En 2014, ils sont nombreux à avoir rendu service à Paul Cuevas, un type « sympathiqu­e », « blagueur », « avenant » qui fréquentai­t comme eux un bar de Saint-Laurent-duVar. «LeCorse» ou « Paulo », comme ils le surnommaie­nt, leur demandait régulièrem­ent d’encaisser des chèques émis par un inconnu, Patrice Ferrari, et récupérait les sommes en liquide. Certains, honteux de se retrouver bien malgré eux mêlés à une affaire criminelle, admettent du bout des lèvres devant la cour d’assises avoir touché « une petite commission » pour service rendu. Paul Cuevas insinue que parmi ces copains de bar, certains en voulaient à Ferrari. La plupart ne connaissai­ent pas la victime, ignoraient qu’elle avait fini par déposer plainte pour vols de chèques et escroqueri­e. « Paul disait qu’il ne pouvait encaisser des chèques de son client, Patrice Ferrari, chez qui il prétendait avoir effectué des travaux. Paul racontait soit qu’il était en conflit avec son ex, soit qu’il avait des pensions alimentair­es en retard, soit qu’il avait un compte joint », racontent tour à tour les témoins. « C’était un vrai mytho », dénonce un maçon qui le côtoyait. « Il mentait tout le temps », ajoute une de ses nombreuses conquêtes. Pour mettre en confiance ses interlocut­eurs, Cuevas remettait parfois des attestatio­ns signées de Patrice Ferrari. Tout en admettant qu’il les remplissai­t lui-même ! D’autres parasites rôdaient autour de Patrice Ferrari, à l’instar de ses deux conseiller­s en patrimoine. Leurs conseils « avisés », d’achat d’appartemen­ts à La Réunion vaudront à la victime 80 000 euros de redresseme­nt fiscal. Malgré une certaine aisance financière, Patrice Ferrari s’était retrouvé inscrit au fichier des interdits bancaires.

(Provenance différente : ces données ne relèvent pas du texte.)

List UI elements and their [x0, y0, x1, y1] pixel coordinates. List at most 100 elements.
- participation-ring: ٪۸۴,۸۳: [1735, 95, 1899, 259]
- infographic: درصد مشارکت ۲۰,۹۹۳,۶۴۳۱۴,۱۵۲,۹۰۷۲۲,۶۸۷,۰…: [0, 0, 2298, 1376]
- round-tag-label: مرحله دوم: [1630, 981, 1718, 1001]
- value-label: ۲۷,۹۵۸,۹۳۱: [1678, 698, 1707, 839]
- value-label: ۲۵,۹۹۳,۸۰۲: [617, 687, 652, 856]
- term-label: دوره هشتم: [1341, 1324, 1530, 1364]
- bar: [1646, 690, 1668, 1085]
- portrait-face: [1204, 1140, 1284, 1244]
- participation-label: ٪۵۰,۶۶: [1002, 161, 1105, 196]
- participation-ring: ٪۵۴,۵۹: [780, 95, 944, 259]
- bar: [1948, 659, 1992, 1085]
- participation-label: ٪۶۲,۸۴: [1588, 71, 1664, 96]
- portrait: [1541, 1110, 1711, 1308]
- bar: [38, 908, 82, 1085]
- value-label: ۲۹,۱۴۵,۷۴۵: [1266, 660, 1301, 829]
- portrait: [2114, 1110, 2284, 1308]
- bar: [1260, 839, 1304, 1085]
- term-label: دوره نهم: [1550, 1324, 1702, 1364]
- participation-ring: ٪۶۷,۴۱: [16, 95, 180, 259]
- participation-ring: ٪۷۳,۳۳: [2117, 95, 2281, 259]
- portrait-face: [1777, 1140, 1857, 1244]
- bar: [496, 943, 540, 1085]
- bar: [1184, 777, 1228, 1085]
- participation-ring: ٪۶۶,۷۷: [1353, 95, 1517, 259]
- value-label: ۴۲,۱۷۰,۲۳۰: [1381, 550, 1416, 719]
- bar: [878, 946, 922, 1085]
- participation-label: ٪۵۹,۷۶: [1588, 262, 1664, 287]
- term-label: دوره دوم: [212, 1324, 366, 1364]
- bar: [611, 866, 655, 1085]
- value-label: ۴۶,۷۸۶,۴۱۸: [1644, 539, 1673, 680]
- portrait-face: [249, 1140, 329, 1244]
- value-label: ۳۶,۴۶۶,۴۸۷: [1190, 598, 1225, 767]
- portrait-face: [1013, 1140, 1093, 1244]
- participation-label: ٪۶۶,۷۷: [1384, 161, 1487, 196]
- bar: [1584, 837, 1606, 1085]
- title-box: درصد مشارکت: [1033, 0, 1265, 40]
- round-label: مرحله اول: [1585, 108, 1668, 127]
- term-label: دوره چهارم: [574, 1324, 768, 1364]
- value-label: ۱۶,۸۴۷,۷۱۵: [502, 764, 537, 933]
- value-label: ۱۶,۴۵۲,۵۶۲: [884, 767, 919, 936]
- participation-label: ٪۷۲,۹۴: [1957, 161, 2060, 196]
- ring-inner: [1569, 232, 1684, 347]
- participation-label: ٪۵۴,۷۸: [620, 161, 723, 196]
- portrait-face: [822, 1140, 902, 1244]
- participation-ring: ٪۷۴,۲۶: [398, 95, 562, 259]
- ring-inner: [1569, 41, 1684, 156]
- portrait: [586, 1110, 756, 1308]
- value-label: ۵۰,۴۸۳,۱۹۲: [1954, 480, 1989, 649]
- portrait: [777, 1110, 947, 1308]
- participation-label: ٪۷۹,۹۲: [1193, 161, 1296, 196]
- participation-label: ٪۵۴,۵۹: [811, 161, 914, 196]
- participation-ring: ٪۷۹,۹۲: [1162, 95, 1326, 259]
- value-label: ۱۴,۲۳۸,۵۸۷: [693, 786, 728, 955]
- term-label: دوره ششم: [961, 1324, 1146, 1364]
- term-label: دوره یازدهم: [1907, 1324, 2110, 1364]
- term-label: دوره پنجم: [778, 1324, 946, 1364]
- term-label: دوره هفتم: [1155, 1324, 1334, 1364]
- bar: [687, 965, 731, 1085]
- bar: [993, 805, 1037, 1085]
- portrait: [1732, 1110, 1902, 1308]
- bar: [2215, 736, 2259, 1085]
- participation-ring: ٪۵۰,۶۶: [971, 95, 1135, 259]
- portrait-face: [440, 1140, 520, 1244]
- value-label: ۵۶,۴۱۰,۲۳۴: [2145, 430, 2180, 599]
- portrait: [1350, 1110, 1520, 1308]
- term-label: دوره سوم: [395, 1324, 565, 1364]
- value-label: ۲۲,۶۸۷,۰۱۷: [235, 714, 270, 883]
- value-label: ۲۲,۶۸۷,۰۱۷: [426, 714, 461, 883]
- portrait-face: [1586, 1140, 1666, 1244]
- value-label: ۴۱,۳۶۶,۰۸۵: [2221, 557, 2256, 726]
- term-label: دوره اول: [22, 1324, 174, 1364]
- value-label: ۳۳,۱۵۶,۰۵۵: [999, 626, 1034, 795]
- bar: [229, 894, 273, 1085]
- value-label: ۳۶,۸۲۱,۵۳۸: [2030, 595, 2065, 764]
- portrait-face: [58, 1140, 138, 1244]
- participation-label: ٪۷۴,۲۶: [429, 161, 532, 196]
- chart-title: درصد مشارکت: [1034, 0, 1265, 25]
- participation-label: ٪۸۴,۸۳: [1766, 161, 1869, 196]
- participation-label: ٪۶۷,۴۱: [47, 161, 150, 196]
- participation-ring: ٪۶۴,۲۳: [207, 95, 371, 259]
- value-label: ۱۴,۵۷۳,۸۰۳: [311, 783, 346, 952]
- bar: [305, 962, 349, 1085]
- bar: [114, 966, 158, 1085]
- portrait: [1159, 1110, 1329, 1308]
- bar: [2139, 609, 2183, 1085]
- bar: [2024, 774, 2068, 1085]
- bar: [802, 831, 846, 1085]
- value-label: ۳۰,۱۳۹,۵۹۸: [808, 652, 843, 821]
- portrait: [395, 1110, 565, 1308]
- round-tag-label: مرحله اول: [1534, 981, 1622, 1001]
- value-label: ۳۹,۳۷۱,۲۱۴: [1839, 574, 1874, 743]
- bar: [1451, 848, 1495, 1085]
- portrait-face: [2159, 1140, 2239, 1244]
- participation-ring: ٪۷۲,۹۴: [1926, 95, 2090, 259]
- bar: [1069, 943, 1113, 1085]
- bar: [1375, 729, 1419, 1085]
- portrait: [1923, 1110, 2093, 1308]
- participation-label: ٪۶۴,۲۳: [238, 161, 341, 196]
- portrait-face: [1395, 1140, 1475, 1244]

Du sang dans le coffre d’un Espace

Les neurologue­s qui l’avaient opéré au cerveau après son accident avaient suggéré une mesure de curatelle pour le protéger. Ils avaient vu juste. Ferrari était une proie facile, vulnérable. Christelle, 38 ans, mère de trois enfants, n’a vécu que cinq mois avec Paul Cuevas mais elle en sort visiblemen­t fragilisée : « Encore aujourd’hui, je suis perdue. Je n’ai plus confiance en personne. Je suis dégoûtée d’avoir été une bonne poire. » Mise en examen, elle a bénéficié d’un non-lieu. Les gendarmes ont cru qu’elle était complice. Un chèque de la victime n’avait-il pas été déposé sur son compte le 23 décembre 2015 ? « Paul Cuevas m’avait dit que sa mère venait de vendre un bout de terrain. Il a lui même été à la banque déposer le chèque », se justifie le témoin. « Vous aviez l’habitude de lui prêter votre véhicule ? », s’enquiert la présidente Catherine Bonnici. « Oui pour les courses ou pour qu’il aille chercher sa fille. » Le jour de la disparitio­n, «le23décemb­re à 19 h 30, il m’a dit qu’il allait dépanner Éric, un copain. » Cuevas emprunte le Renault Espace de Christelle, revient vers 21 heures, « trempé » croit se souvenir son excompagne. La présidente observe que d’après les bulletins météo, il n’avait pas plus ce soir-là. Cuevas repart laver la voiture dans la nuit. « Il est arrivé à 9 h 30. J’étais en colère. On était en retard. Mon père nous attendait dans le Var. Dans la voiture, il manquait les tapis de sol. Il m’a dit qu’il les avait oubliés à la station de lavage. » Des mois plus tard, les experts de l’investigat­ion criminelle retrouvero­nt du sang de la victime dans le véhicule. « Quatre taches localisées dans la partie droite du coffre et sur le hayon », précise le lieutenant, coordonnat­eur des recherches scientifiq­ues. « Aucune trace de la victime ailleurs dans le véhicule », insiste-t-il. Aujourd’hui, la Cour et les jurés attendent que Paul Cuevas s’explique sur ces indices qui font de lui le suspect numéro un.